Pope To Canonize Jacinta and Francisco. But What about Sister Lucia?

by Christopher A. Ferrara
March 24, 2017 
The Vatican has announced that the Fatima seers Jacinta and Francisco, already beatified by John Paul II, will be canonized by Pope Bergoglio, following the recent approval of a second miracle attributed to their intercession. The ceremony will probably take place in May, during the Pope’s pilgrimage to Fatima.
Good news indeed. And long overdue. But there is something else that is long overdue respecting the Fatima event: the canonization of Sister Lucia. She is clearly the primary visionary who was accorded a long life on this earth for the purpose of recording and making known what the Blessed Virgin had revealed to the three seers, Jacinta and Francisco having died within three years of the apparitions. Indeed, the Virgin prophesied to Lucia that her two cousins would soon leave this earth but that she would have to remain “some time longer.” As Our Lady explained to Lucia: “Jesus wishes to make use of you to make me known and loved.”
It was Lucia whom Our Lady instructed to learn to read and write in order to fulfill her earthly mission, instruction she obeyed by leaving her childhood home in 1921 to attend a convent boarding school. 
It was Lucia whose four Memoirs and voluminous correspondence preserved the Fatima event in all its details and with all its implications — above all, the Great Secret revealed on July 13, 1917, including its third part, commonly known as the Third Secret of Fatima. 
It was Lucia who, having become a cloistered nun in Spain, was informed by Our Lady in 1929, at Tuy, that “the moment has come” for the Consecration of Russia to the Immaculate Heart of Mary. 
It was Lucia who, throughout a lifetime of testimony, contradicted the absurd claim that Russia could be consecrated without specific reference to Russia (for the worldly-wise members of the Vatican apparatus had deemed it inopportune to follow Our Lady’s explicit instructions, lest the Russians be offended by such unecumenical effrontery). 
It was Lucia who, in her Fourth Memoir, recorded the opening lines of the Third Secret pointing to a Marian prophecy of a great crisis of faith and discipline in the Church: “In Portugal the dogma of the faith will always be preserved etc.” — words of the Virgin that the Vatican has avoided like the plague and whose blatant omission from the “official” Fatima narrative it refuses to explain. 

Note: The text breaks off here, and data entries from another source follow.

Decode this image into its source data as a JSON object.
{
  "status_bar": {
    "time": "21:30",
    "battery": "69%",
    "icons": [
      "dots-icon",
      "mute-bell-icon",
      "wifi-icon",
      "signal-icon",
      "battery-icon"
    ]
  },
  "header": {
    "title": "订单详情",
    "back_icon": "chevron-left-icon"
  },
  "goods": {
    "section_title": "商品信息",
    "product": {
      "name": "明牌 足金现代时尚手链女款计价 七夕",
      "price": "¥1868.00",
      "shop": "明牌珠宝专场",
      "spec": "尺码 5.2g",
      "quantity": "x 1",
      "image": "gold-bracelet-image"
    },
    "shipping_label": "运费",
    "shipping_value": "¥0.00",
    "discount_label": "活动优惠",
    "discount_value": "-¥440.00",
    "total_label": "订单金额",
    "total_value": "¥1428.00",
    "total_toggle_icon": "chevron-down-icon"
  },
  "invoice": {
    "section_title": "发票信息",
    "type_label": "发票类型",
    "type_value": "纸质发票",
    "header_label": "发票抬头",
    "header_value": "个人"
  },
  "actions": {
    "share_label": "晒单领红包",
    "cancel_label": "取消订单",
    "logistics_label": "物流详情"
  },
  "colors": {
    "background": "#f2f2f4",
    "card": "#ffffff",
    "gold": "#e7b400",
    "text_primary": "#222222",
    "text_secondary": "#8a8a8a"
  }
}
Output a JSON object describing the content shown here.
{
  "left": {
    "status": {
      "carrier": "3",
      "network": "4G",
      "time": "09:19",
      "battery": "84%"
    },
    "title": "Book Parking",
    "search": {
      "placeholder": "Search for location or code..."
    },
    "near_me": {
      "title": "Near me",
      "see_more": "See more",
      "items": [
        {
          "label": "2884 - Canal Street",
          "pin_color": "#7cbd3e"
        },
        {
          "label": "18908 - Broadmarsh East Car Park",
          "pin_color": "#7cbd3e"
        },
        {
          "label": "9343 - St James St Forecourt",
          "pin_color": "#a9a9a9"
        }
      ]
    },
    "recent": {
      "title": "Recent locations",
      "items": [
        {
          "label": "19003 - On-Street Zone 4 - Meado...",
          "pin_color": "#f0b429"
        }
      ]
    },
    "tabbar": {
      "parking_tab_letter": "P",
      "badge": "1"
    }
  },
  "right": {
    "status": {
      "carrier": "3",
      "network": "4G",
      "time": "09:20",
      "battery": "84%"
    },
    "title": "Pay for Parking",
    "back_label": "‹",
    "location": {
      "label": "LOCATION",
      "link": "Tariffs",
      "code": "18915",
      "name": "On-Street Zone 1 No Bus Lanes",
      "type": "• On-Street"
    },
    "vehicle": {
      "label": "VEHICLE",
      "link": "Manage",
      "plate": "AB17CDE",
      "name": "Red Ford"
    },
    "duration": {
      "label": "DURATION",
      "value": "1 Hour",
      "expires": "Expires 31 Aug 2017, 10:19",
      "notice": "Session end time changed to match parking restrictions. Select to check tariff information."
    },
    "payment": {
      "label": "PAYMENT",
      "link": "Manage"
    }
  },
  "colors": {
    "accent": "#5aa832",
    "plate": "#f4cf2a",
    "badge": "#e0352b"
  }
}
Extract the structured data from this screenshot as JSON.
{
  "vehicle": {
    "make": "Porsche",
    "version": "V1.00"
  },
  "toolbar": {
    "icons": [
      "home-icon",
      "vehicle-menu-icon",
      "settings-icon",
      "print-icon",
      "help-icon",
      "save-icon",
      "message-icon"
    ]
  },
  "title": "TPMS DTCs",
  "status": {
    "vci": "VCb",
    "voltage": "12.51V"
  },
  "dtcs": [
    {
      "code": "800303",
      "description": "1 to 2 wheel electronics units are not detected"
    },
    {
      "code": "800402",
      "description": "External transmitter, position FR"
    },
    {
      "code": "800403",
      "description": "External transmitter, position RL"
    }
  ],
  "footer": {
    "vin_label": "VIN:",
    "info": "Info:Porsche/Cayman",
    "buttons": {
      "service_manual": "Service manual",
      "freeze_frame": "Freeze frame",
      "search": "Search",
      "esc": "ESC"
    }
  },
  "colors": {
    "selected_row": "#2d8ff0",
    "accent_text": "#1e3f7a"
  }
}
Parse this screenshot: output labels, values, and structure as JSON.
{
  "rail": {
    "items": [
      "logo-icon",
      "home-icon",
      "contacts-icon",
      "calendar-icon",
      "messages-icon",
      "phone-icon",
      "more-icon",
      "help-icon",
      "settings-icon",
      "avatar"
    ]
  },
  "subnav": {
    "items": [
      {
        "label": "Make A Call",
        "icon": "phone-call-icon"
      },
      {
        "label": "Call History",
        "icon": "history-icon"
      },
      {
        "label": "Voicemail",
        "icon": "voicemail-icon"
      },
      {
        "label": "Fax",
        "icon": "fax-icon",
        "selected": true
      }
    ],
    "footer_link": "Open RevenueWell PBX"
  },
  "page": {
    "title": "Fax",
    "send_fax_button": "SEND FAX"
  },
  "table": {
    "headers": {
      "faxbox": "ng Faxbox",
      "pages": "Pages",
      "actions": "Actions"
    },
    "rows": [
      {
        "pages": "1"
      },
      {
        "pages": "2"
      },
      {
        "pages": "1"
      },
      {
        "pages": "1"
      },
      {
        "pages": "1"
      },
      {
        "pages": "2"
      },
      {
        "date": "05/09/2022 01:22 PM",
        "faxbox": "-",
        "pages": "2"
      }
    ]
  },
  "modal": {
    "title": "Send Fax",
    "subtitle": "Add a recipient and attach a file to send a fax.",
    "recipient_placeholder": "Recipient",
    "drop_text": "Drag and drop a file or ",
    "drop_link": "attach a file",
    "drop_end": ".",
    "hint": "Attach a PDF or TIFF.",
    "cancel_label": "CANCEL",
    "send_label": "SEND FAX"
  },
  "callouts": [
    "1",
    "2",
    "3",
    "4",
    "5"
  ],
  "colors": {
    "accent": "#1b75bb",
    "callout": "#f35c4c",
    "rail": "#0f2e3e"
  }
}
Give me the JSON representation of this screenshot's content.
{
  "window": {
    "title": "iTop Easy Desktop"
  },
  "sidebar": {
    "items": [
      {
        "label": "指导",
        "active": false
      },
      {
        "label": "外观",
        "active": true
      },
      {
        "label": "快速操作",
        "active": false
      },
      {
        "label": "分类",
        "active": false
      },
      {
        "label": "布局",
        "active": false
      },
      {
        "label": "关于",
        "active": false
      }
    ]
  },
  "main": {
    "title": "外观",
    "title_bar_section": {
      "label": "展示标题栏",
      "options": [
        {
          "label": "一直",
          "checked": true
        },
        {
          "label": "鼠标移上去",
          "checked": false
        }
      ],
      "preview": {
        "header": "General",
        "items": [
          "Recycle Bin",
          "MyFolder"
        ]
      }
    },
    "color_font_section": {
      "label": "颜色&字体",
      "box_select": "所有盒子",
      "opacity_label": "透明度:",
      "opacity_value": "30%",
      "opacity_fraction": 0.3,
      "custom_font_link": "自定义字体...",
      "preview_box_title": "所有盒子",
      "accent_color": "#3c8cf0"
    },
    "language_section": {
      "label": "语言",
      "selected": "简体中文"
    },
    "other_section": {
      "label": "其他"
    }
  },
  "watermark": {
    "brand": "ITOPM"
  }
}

And it was Lucia who, as recently as the late 1990s, warned Cardinal Caffarra of precisely the debacle we are now witnessing in the aftermath of the sham “Synod on the Family” and the publication of the disastrous Amoris Laetitia: “The final battle between the Lord and the kingdom of Satan will be about Marriage and the Family.”
All of this we owe to Sister Lucia dos Santos and she alone. And yet, while her cause for beatification was accelerated during the reign of Benedict XVI (who waived the normal five-year waiting period), she has yet to be beatified while her two cousins will soon be raised to the altars.
Why? Why, in particular, has Pope Bergoglio not exercised his supreme apostolic authority to accelerate the process of Lucia’s canonization, the process for beatification having finally been completed at the diocesan level this February? He has shown no hesitancy in disregarding the usual process in other cases. Most famously, he waived the normal requirement of two miracles in canonizing John XXIII based on one rather insubstantial claim of a miraculous cure (of a gastrointestinal hemorrhage back in 1966 with nothing since then). 
And, as the Washington Post wryly observes: “In three cases, Francis elevated saints without a single confirmed miracle under their virtuous belts.” The method employed is called “equipollent” canonization, which Vatican Radio explained as follows, after Francis had employed it to canonize two Canadians in the absence of verified miracles: “[W]hen there is strong devotion among the faithful toward holy men and women who have not been canonized, the Pope can choose to authorize their veneration as saints without going through that whole process.” 
The net impression is one of foot-dragging concerning the undeniable sanctity and heroic virtue of the Fatima seer to whom Heaven assigned the mission of making the Message of Fatima known and preserving its content for posterity. Perhaps this state of affairs has something to do with Sister Lucia being the bearer of bad news for a Vatican apparatus that has presided over the collapse of faith and discipline from which the Church has suffered since Vatican II. It is the very crisis doubtless foretold in that part of the Third Secret the Vatican has deemed inadmissible because it constitutes an indictment of much of the current leadership of the Church — from the top down. 
Jacinta and Francisco, on the other hand, can be canonized without reference to the explosive contents of the Message that Sister Lucia faithfully recorded and unflaggingly defended against a Fatima revisionism that would reduce the entire Fatima event to a prescription for personal prayer and penance, stripping the Message of its inconvenient admonitory prophecies, including the one concerning a defecting hierarchy.
Let the reader decide the reason for this seemingly inexplicable disparity of treatment of one of the three Fatima seers. To me, however, the conclusion seems obvious: Sister Lucia is an unwelcome messenger whose unwelcome message would be certified by her canonization.